Sylvain : Nous souhaitions que cette étude soit un outil de benchmarking utile pour les e-commerçants. Pour ce faire, nous menons nos recherches uniquement sur des données publiques et notre méthodologie n’a aucun biais. Chacun devrait pouvoir retrouver les informations que nous utilisons dans notre analyse (avec le temps imparti !) En étudiant les grands thèmes des enjeux RSE du secteur (la viabilité du business model, la chaîne logistique, le marketing et l’offre produit, la transparence envers le consommateur et les publications et engagements extra-financiers), nous espérons ainsi faire progresser le secteur sur un périmètre très large.
Comment s’est déroulé le travail de production du baromètre ? Y a-t-il des spécificités dans ce secteur pouvant rendre la collecte des données délicate ?
Marianne : La production de ce baromètre a été un vrai travail de longue haleine sur plusieurs mois, dans un premier temps pour récolter les données de plus de 50 acteurs du e-commerce. Nous avons mobilisé une petite équipe de consultants pour nous accompagner dans la collecte d’informations et des pratiques. Puis, il a fallu en tirer des chiffres, faire des comparaisons avec les résultats de l’année dernière et dégager les grandes tendances et analyses.

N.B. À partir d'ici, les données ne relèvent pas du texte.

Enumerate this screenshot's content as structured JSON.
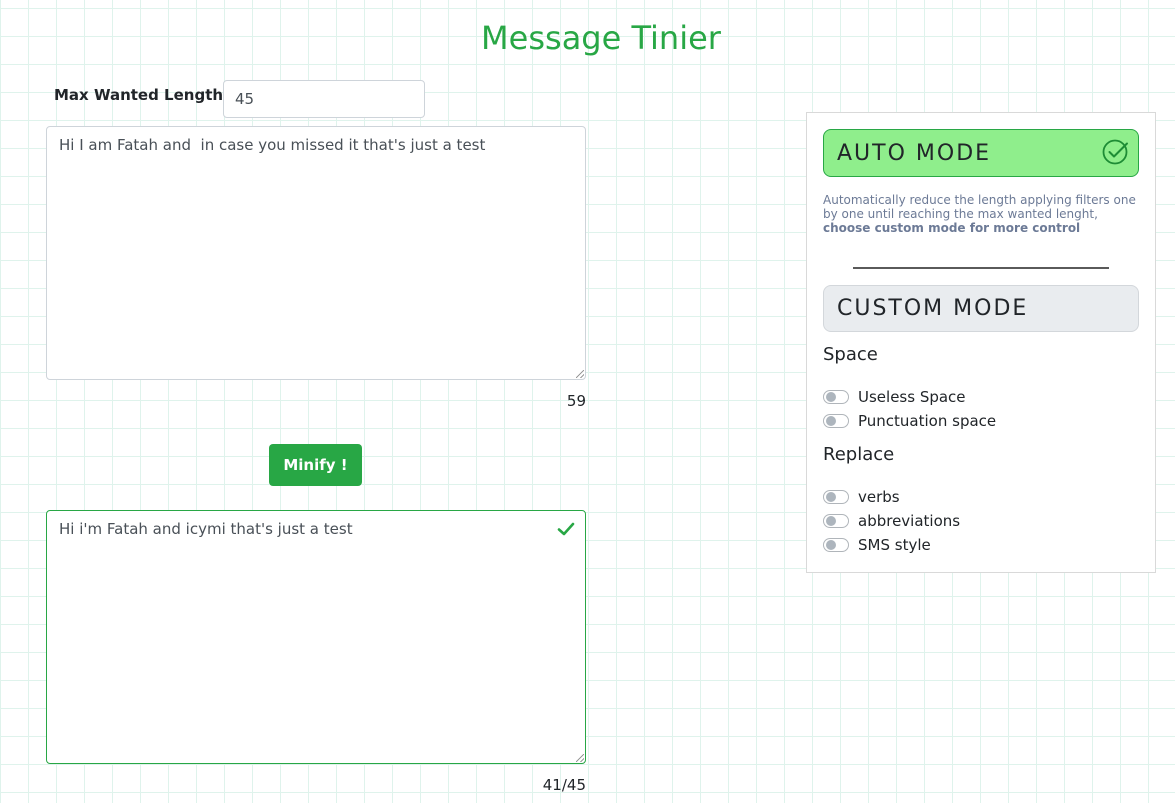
{
  "app": {
    "title": "Message Tinier"
  },
  "form": {
    "max_length_label": "Max Wanted Length :",
    "max_length_value": "45",
    "input_text": "Hi I am Fatah and  in case you missed it that's just a test",
    "input_count": "59",
    "minify_label": "Minify !",
    "output_text": "Hi i'm Fatah and icymi that's just a test",
    "output_count": "41/45"
  },
  "panel": {
    "auto_mode_label": "AUTO MODE",
    "auto_mode_active": true,
    "auto_desc": "Automatically reduce the length applying filters one by one until reaching the max wanted lenght, ",
    "auto_desc_strong": "choose custom mode for more control",
    "custom_mode_label": "CUSTOM MODE",
    "space": {
      "title": "Space",
      "options": [
        {
          "label": "Useless Space",
          "checked": false
        },
        {
          "label": "Punctuation space",
          "checked": false
        }
      ]
    },
    "replace": {
      "title": "Replace",
      "options": [
        {
          "label": "verbs",
          "checked": false
        },
        {
          "label": "abbreviations",
          "checked": false
        },
        {
          "label": "SMS style",
          "checked": false
        }
      ]
    }
  },
  "colors": {
    "accent": "#28a745",
    "auto_mode_bg": "#8fee8c",
    "custom_mode_bg": "#e9ecef",
    "description_text": "#6c7a96"
  }
}
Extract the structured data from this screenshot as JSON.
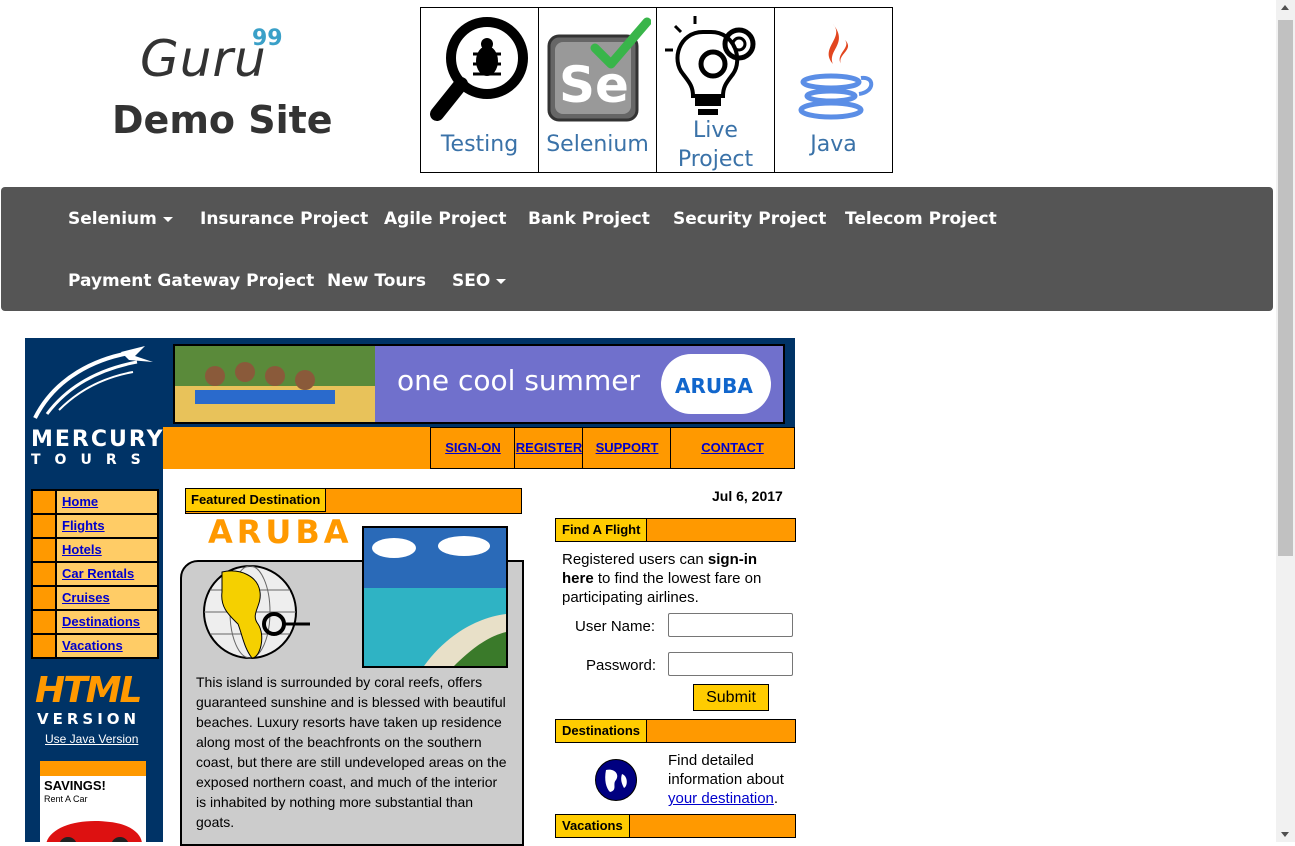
{
  "header": {
    "logo_text": "Guru",
    "logo_superscript": "99",
    "site_title": "Demo Site",
    "tiles": [
      {
        "label": "Testing",
        "icon": "magnifier-bug-icon"
      },
      {
        "label": "Selenium",
        "icon": "selenium-icon"
      },
      {
        "label_line1": "Live",
        "label_line2": "Project",
        "icon": "lightbulb-gear-icon"
      },
      {
        "label": "Java",
        "icon": "java-icon"
      }
    ]
  },
  "nav": {
    "items": [
      "Selenium",
      "Insurance Project",
      "Agile Project",
      "Bank Project",
      "Security Project",
      "Telecom Project",
      "Payment Gateway Project",
      "New Tours",
      "SEO"
    ]
  },
  "mercury": {
    "logo_line1": "MERCURY",
    "logo_line2": "TOURS",
    "banner_text": "one cool summer",
    "banner_brand": "ARUBA",
    "top_links": [
      "SIGN-ON",
      "REGISTER",
      "SUPPORT",
      "CONTACT"
    ],
    "side_menu": [
      "Home",
      "Flights",
      "Hotels",
      "Car Rentals",
      "Cruises",
      "Destinations",
      "Vacations"
    ],
    "html_version_title": "HTML",
    "html_version_label": "VERSION",
    "java_version_link": "Use Java Version",
    "savings_title": "SAVINGS!",
    "savings_sub": "Rent A Car",
    "featured": {
      "label": "Featured Destination",
      "title": "ARUBA",
      "text": "This island is surrounded by coral reefs, offers guaranteed sunshine and is blessed with beautiful beaches. Luxury resorts have taken up residence along most of the beachfronts on the southern coast, but there are still undeveloped areas on the exposed northern coast, and much of the interior is inhabited by nothing more substantial than goats."
    },
    "date": "Jul 6, 2017",
    "find_flight": {
      "label": "Find A Flight",
      "text_pre": "Registered users can ",
      "text_bold": "sign-in here",
      "text_post": " to find the lowest fare on participating airlines.",
      "username_label": "User Name:",
      "password_label": "Password:",
      "username_value": "",
      "password_value": "",
      "submit_label": "Submit"
    },
    "destinations": {
      "label": "Destinations",
      "text": "Find detailed information about ",
      "link": "your destination",
      "text_end": "."
    },
    "vacations": {
      "label": "Vacations"
    }
  },
  "colors": {
    "nav_bg": "#555555",
    "tile_text": "#3a72a8",
    "mercury_navy": "#003366",
    "mercury_orange": "#ff9900",
    "mercury_yellow": "#ffcc00",
    "link": "#0000cc"
  }
}
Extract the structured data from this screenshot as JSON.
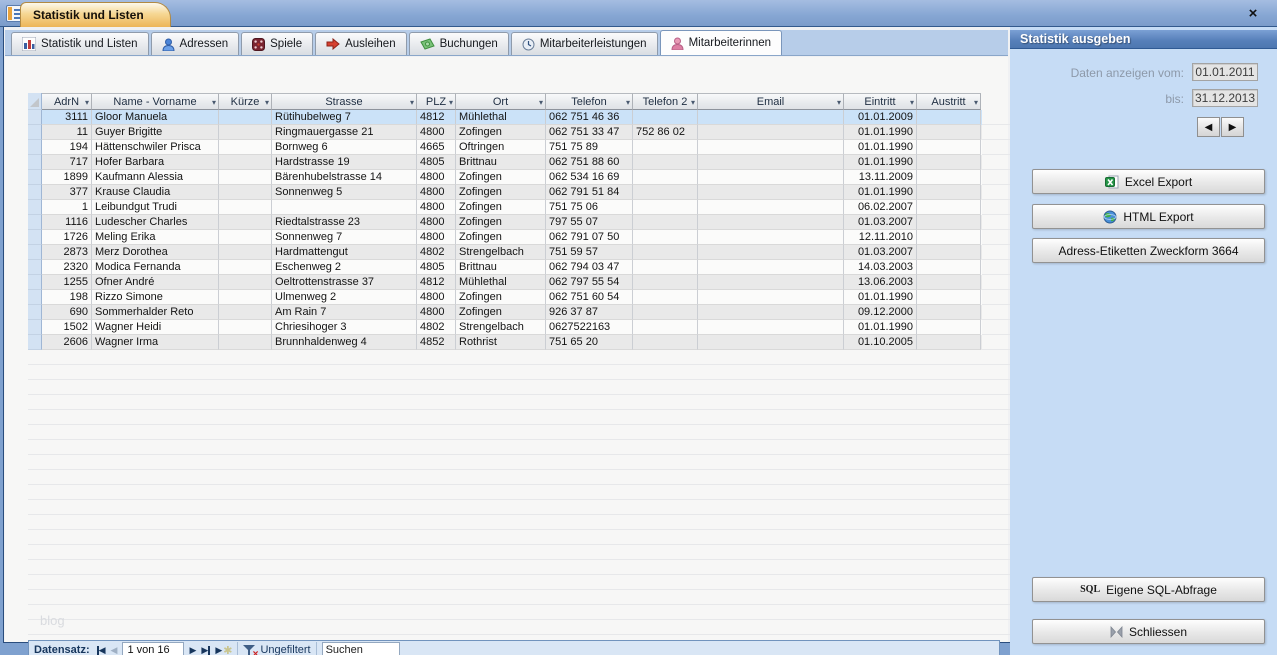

La difficulté résidait dans la collecte des données, car il fallait se mettre dans la peau d’un consommateur et s’en tenir seulement aux informations disponibles sur les différentes plateformes ouvertes au grand public, ce qui pouvait parfois être un peu frustrant. La partie que j’ai trouvée la plus enrichissante a été la recherche et la prise de contact avec des spécialistes et experts à interviewer afin d’avoir leur avis sur notre baromètre et sur les grandes tendances observées. Cette année, nous avons pu solliciter des experts vraiment passionnés (et passionnants), militants et spécialistes dans leur domaine d’activité, comme Maud Sarda du Label Emmaüs, Anna Balez de Lizee, ou Denby Royal de Peftrust, et en variant aussi les profils interrogés avec la prise de parole de membres du collectif E-CO. Nous avons aussi eu l’occasion de solliciter notre experte Converteo en interne, Vanessa Criton, sur le e-commerce responsable.
Sylvain : Nous avons également remarqué au cours de ce travail que des recherches publiques sont régulièrement publiées sur le sujet. Nous vous invitons à consulter la bibliographie du baromètre, riche de ressources publiées par l’ADEME et autres institutions gouvernementales. Nous vous recommandons aussi le collectif d’experts “Collectif E-CO” qui a publié un excellent livre blanc, disponible sur leur site.